Compton had never even tried yoga before, so the idea of bringing it into staff and client meetings seemed pretty interesting. Like MacLean, she was surprised by how well the terminology matched what she had learned about trauma recovery in her work.
“Reclaiming the body, having a body, and creating safety – it totally made sense to me,” says Compton.
Now Compton finds small ways to bring yoga and mindfulness into her day. A grieving client seemed to take some comfort from a few minutes of belly breathing and grounding exercises. Compton informally gathered a group of co-workers for a check in, and a few physical forms such as seated and standing mountain. The group appreciated the midday stress reliever, says Compton. After a hectic day, Compton says she now practices the grounding and breathing techniques on her own at home.
Co-regulation – links between my health and yours
When Yoga Outreach first conceived of a yoga-in-the-workplace training, it was aimed at overstretched staff in health and recovery facilities where the nonprofit was already delivering yoga to patients. Nicole Marcia, Director of Training and Mentorship at Yoga Outreach, observed that when counsellors in a facility had a chance to ground and self-regulate through mindful movement, the overall relationship between the volunteer yoga teachers, clients, and staff strengthened too.

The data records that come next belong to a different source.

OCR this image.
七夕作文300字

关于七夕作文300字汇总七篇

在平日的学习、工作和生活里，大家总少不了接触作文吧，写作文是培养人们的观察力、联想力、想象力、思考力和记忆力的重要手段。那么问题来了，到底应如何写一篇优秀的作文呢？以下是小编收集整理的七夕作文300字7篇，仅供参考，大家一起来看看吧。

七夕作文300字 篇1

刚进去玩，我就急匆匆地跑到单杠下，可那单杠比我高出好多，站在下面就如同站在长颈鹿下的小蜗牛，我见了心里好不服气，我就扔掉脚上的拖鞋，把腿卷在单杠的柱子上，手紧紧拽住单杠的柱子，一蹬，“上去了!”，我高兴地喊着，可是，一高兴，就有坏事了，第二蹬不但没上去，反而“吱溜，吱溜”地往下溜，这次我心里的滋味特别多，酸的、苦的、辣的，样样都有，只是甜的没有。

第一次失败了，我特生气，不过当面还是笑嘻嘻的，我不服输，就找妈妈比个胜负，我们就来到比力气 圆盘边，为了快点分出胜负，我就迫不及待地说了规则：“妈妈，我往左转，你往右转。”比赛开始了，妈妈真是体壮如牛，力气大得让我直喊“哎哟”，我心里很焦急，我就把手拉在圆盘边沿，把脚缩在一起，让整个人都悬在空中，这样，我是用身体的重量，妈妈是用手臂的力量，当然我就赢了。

Taking signals of safety and positivity from those around us is called “co-regulation,” and one of the inspirations for using yoga at work.
“In one way, it’s about the relationship between a counsellor and a client, or a teacher and students, but in another way it’s so much bigger than that,” says Marcia. “It’s also about participants’ relationships with themselves, their coworkers and with the global community. It’s relational work in a big way.”
Marcia explains that one part of the course focuses on trauma theory, which is useful for professionals to know in many client-facing contexts. However, at least half the time is spent trying out activities for themselves, and then practicing teaching them to others.
“When they leave they have breathing techniques, physical forms they can do in a chair, and grounding techniques, with scripts to accompany all of them,” says Marcia. “They leave with their own sort of toolbox.”
Yoga without trained yoga teachers?
Some people may worry that it’s inappropriate or risky to lead yoga without a teacher training certificate. While this might be true of intense fitness-focused yoga, trauma-informed yoga is entirely sensation focused and student led. Essentially, students (or clients, or coworkers) focus on simple questions, like how it feels to slowly lift an arm up and down, or extend their out breath by one second. Every suggestion is prefaced by an invitation, such “If it feels right for you, ….” so that participants can opt out of movements that conflict with injuries or even their moods.
The only obstacle MacLean sees for people bringing yoga into their work is confidence. Her solution: admitting up front that her leadership comes from experience, rather than expertise.
“I just don’t feel there’s a right way to do mindfulness and meditation. I think that we can all own it in different ways,” MacLean explains. “As long as I say first, ‘I’m not an expert. These are just practices that have worked for me’, then everything that comes after is good.”